Savings and Credit Co-operative societies (Saccos) will face pressure to offer attractive interest rates on loans in the wake of prices of commercial loans falling to levels last seen in 2005.

The Central Bank of Kenya (CBK) has been pushing banks to lower interest rates despite the removal of interest rate cap law last year.

Low interest rates in commercial banks are set to reduce the gap between pricing in Sacco movement and banks. This will blunt the attractiveness of Saccos when viewed in the lens of affordable interest rates alone.

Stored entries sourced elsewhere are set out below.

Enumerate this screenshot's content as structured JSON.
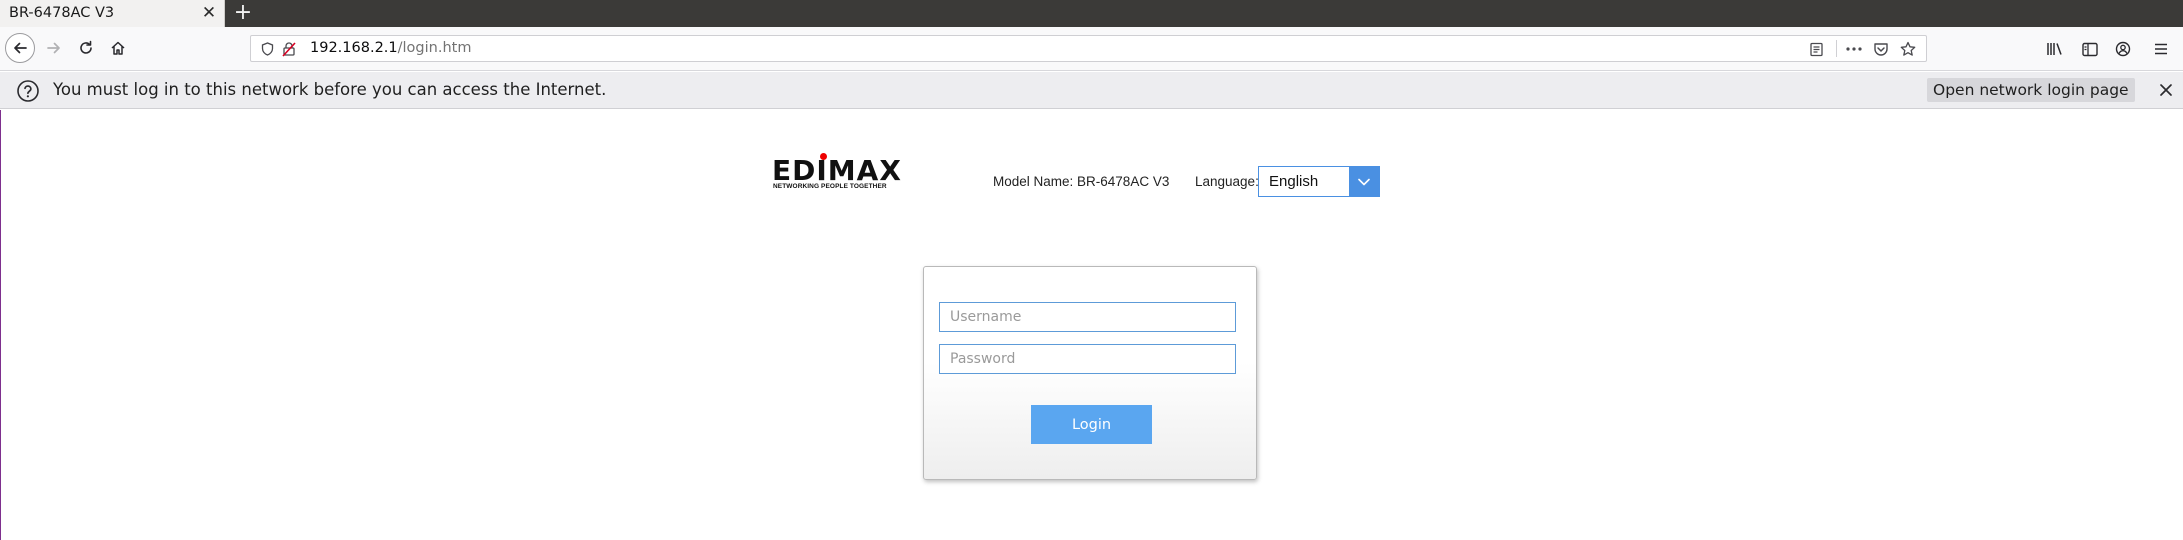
{
  "browser": {
    "tab": {
      "title": "BR-6478AC V3",
      "close_icon": "close-icon"
    },
    "new_tab_icon": "plus-icon",
    "nav": {
      "back_icon": "arrow-left-icon",
      "forward_icon": "arrow-right-icon",
      "reload_icon": "reload-icon",
      "home_icon": "home-icon"
    },
    "url": {
      "host": "192.168.2.1",
      "path": "/login.htm",
      "security_icon": "shield-icon",
      "insecure_icon": "lock-insecure-icon",
      "reader_icon": "reader-view-icon",
      "more_icon": "ellipsis-icon",
      "pocket_icon": "pocket-icon",
      "bookmark_icon": "star-icon"
    },
    "toolbar_icons": [
      "library-icon",
      "sidebar-icon",
      "account-icon",
      "menu-icon"
    ]
  },
  "notification": {
    "icon": "question-icon",
    "message": "You must log in to this network before you can access the Internet.",
    "button_label": "Open network login page",
    "close_icon": "close-icon"
  },
  "router": {
    "logo_text": "EDIMAX",
    "logo_tagline": "NETWORKING PEOPLE TOGETHER",
    "model_label": "Model Name: BR-6478AC V3",
    "language_label": "Language:",
    "language_value": "English",
    "colors": {
      "accent": "#4a90e2",
      "button": "#5aa6f0",
      "logo_dot": "#e00000"
    }
  },
  "login": {
    "username_placeholder": "Username",
    "password_placeholder": "Password",
    "button_label": "Login"
  }
}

This comes at a time banks have also been aggressive in restructuring loans of members at no additional cost in the wake of coronavirus pandemic that has led to widespread job losses and salary cuts.

Saccos are yet to take uniform approach to the pandemic with bodies such as Kenya Union of Savings and Credit Cooperatives Limited (Kuscco) asking members to be cautious in lending.

“We advise Saccos to reduce long term lending, retain interest on loans as agreed by respective SACCO boards and restructuring of loans where need be, on a case by case basis,” advised Kuscco managing director George Ototo.

Saccos had for long been preferred by customers because of lower interest rates in comparison to rates of as high as 25 percent in the banking sector.

However, commercial banks have now cut the price of loans to the lowest level in 15 years as CBK reduced the benchmark lending rate in the wake of removal of rate cap laws and onset of coronavirus pandemic.

Lending rates closed March averaging 12.09 percent, the lowest since January 2005 when it was at 12.12 percent in the reign of ex-CBK governor Andrew Mullei.

The drop is despite National Assembly in October last year having repealed the Banking (Amendment) Act 2016 and, allowing banks a free hand in deciding on interest rates to charge customers.

This is after CBK embarked on cutting the benchmark lending rate to signal cheaper credit.

Saccos are now under pressure to relook into their pricing models so as not to lose members to banks, especially when it comes to loans.

However, this comparative advantage of good rates previously associated with Saccos is slowly being encroached, and therefore competition with banks is set to get stiffer.

Stiff competition is also coming from other financial service providers, particularly with the growth in popularity of the digital credit service providers that principally specialize in unsecured microcredit loans issued via mobile phones.

Saccos traditionally pay good returns on members’ deposits, reports from Saccos Societies Regulatory Authority (Sasra) show.

Saccos normally pay interests on the members’ deposits and dividends on members’ share capital at such rate as may be proposed by the board of directors and approved by the general meeting of the members

For instance, deposit taking Saccos paid interest on deposits at an average rate of 7.1 percent as share capital on the other hand attracted dividends at the rate of 9.40 percent. Sector figures for last year are yet to be released.